Version 6.0, titled "A Shattered Quiet", was launched on 9 July 2026. Version 6.0 originally included a sixth love interest, werewolf and EonCore Technologies CEO Valko. However, following his announcement, heavy fan backlash, particularly from Chinese players, led to Valko being cancelled eight days later, with Papergames stating that they would not be adding any further love interests in the future and would be focusing on the main story and existing love interests. Valko's cancellation led to a widespread negative reaction from global players, with several petitions and protests from fans demanding a reversal of the decision and to reinstate Valko's inclusion to the game.

===Music===
The version 1.0 theme song of Love and Deepspace, which inspires the game's title, is sung by Sarah Brightman. Brightman describes the song as "exud[ing] a mysterious and ethereal ambience ... tinged with a little bit of melancholy." According to Brightman, she "adopted the perspective of a cosmic observer, or you could say a wandering poet, infusing it with a sense of cosmic mystery and the notion of transcending the river of time". The version 2.0 theme song titled "Visions opposées", is sung by Mikelangelo Loconte and produced in collaboration with the original creators behind Mozart, l'opéra rock. The version 3.0 theme song is a Chinese song titled "Cosmic Encounter", performed by vocalist Wu Bixia. The version 4.0 theme song titled "Witnessed by Deepspace", is performed by Angela Zhang.

==Reception==

Love and Deepspace has gained popularity worldwide since its global launch. Its download numbers surpassed 10 million by the third day of its launch, and by 2025, 50 million players were registered worldwide. GameSpot listed Love and Deepspace as one of the best games of 2025, praising it for its interactivity. Famitsu praised the inclusion of the home feature in the version 5.0 update. However, IGN criticized the game for the lighting issues for dark-skinned character customizations.

Review scores
| Publication | Score |
|---|---|
| Pocket Gamer | 4/5 |
| RPGFan | 81/100 |

===Commercial performance===

In Japan, Sensor Tower reported that it was the most downloaded and highest-grossing interactive story game from January to September 2024, amassing nearly $30 million. As of March 2025, the game has an accumulated global revenue of over $500 million on the Google Play Store and Apple's App Store, with markets outside of China accounting for 40% of the total revenue, based on data from analytics firm Sensor Tower. Studies attribute the success in revenue to both the blend in 3D and ethereal games elements, as well as the 'SHEconomy', since the game is realistic and caters to women's needs and desire for equality, respect and independence.

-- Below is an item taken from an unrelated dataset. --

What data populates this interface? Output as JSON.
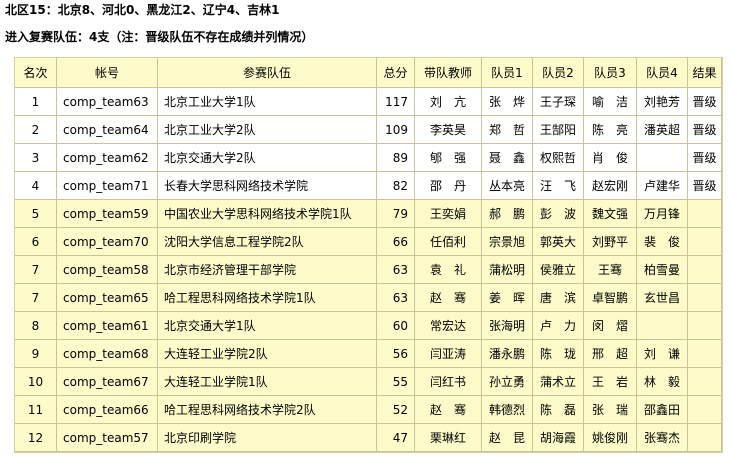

According to market research reports, Love and Deepspace ranked second globally among anime-style mobile games in 2025, with an estimated revenue of approximately US$360 million. The game outperformed several established titles in the genre and has been cited as a commercially successful example of an otome game in the global mobile games market.

===Accolades===
Love and Deepspace won the Best Mobile Game in 2025 Gamescom Awards. This marks the first time in history that an otome game has been nominated for and received an award at Gamescom. At the 2025 NYX Game Awards, Love and Deepspace received two honors in the Mobile Game category: Best Experience (Grand) and Best Game Design (Gold).

==Legal actions==
On 26 August 2024, Papergames issued a statement demanding the removal of a diss track by Chinese rapper Pact, which it said contained unauthorized use of gameplay footage with distorted and derogatory remarks, and would take legal actions on this matter. After the statement, Pact deleted the video and re-released a version with no gameplay footage, though the video would be deleted again later. This first court session was conducted on 14 January 2025 at the Yangpu District People's Court of Shanghai. On 25 April 2026, Love and Deepspace issued a statement announcing that it had won the lawsuit against singer PACT for defamation and other related claims, and released the court judgment. The final ruling upheld the original verdict. The statement also stated that PACT had not apologized in accordance with the judgment. At 8:00 p.m. that day, PACT issued a public apology.